An artist’s impression showing an asteroid orbiting the sun. The intense heat from the Sun causes the asteroid's surface to expand and fracture, and some of the material breaks off. As the surface material disintegrates, it creates dust and pebbles that spread out along the asteroid's orbit with time. Karen Teramura, UH IfA

A team of researchers studying the properties of nearly 9,000 Near-Earth Objects (NEO) has finally gleaned enough information about the final moments of these asteroids.

Until now, astronomers believed these NEOs — originating in the donut-shaped asteroid belt between the orbits of Mars and Jupiter — ended their existence when they plunged into the Sun. However, the latest study, which originally set out to construct a state-of-the-art model of the NEO population — which could threaten future deep space missions — revealed that these asteroids actually die a slow, lingering death much farther from the Sun than previously thought.

In a statement released Wednesday, Mikael Granvik, a research scientist at the University of Helsinki and lead author of the study published in the journal Nature, said that discovery of the “catastrophic loss” of asteroids before a collision with the Sun allows scientists to understand a variety of recent observations from a new perspective.

“Perhaps the most intriguing outcome of this study is that it is now possible to test models of asteroid interiors simply by keeping track of their orbits and sizes. This is truly remarkable and was completely unexpected when we first started constructing the new NEO model,” Granvik said.

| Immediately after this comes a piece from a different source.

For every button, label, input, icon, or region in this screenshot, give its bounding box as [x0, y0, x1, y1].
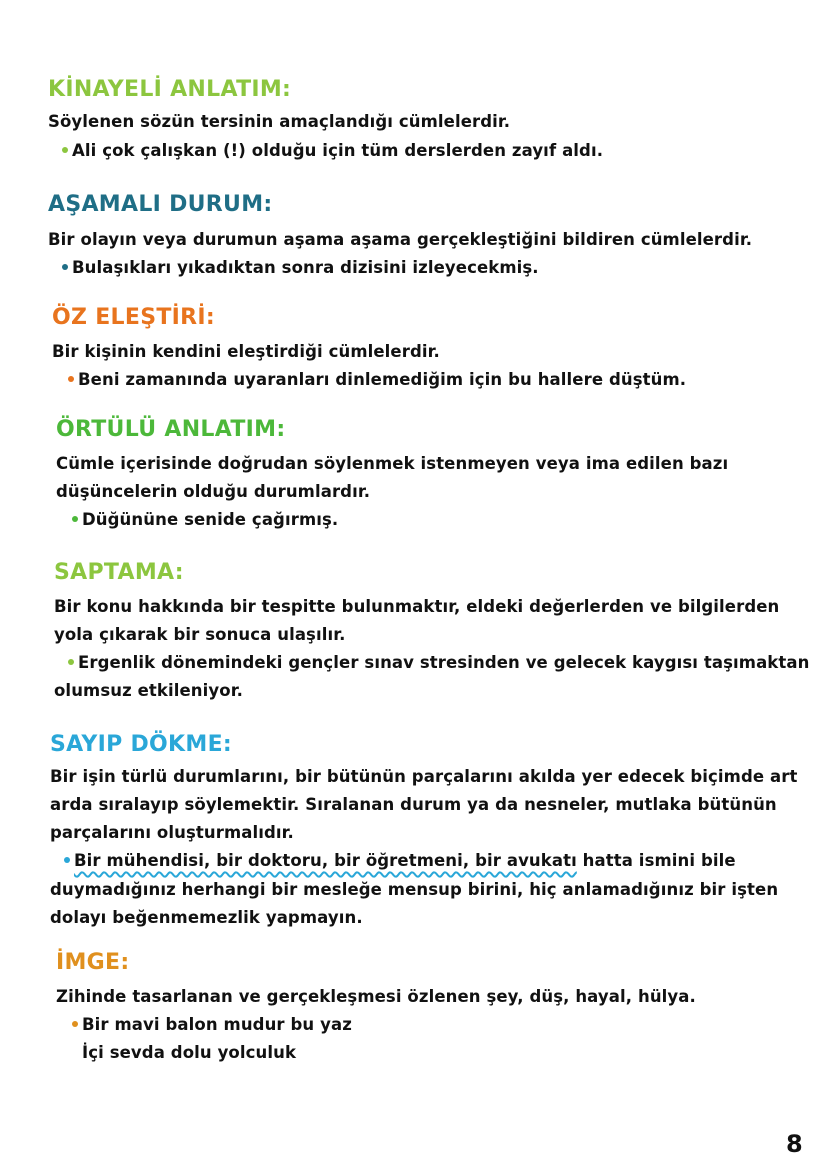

An asteroid is classified as an NEO when its distance from the Sun during its nearest approach is less than 1.3 times the average Earth-Sun distance.

In order to build the model, the researcher studied the properties of thousands of NEOs. In the process, they observed an anomaly. The model predicted the existence of almost 10 times more objects on orbits that approach the Sun to within 10 solar diameters than the researchers actually observed.

After spending a year poring over the results and ruling out mistakes in their calculations, the researchers concluded that the problem was not in their analysis but in their assumptions of “how the solar system works.”

The missing NEOs were actually being destroyed in a drawn out, long and hot fizzle as they got close to the Sun, but long before they actually fell into our star.

“The discovery that asteroids must be breaking up when they approach too close to the Sun was surprising and that's why we spent so much time verifying our calculations,” Robert Jedicke, a researcher at the University of Hawaii’s Institute for Astronomy, said, in the statement.

The team’s discovery also helps explain several other discrepancies between observations and predictions about the distribution of small objects in the solar system. For instance, it explains why scientists have been unable to match most meteors — tiny bits of dust and rock, dislodged from the surfaces of asteroids and comets, which end their lives burning up as they enter our atmosphere — with any known NEO. This study suggests that the parent objects were completely destroyed when they came too close to the Sun — leaving behind streams of meteors but no parent NEOs.

The findings also suggest that dark asteroids — which don’t reflect as much light — vanish father away from the Sun than brighter ones because they are more easily destroyed.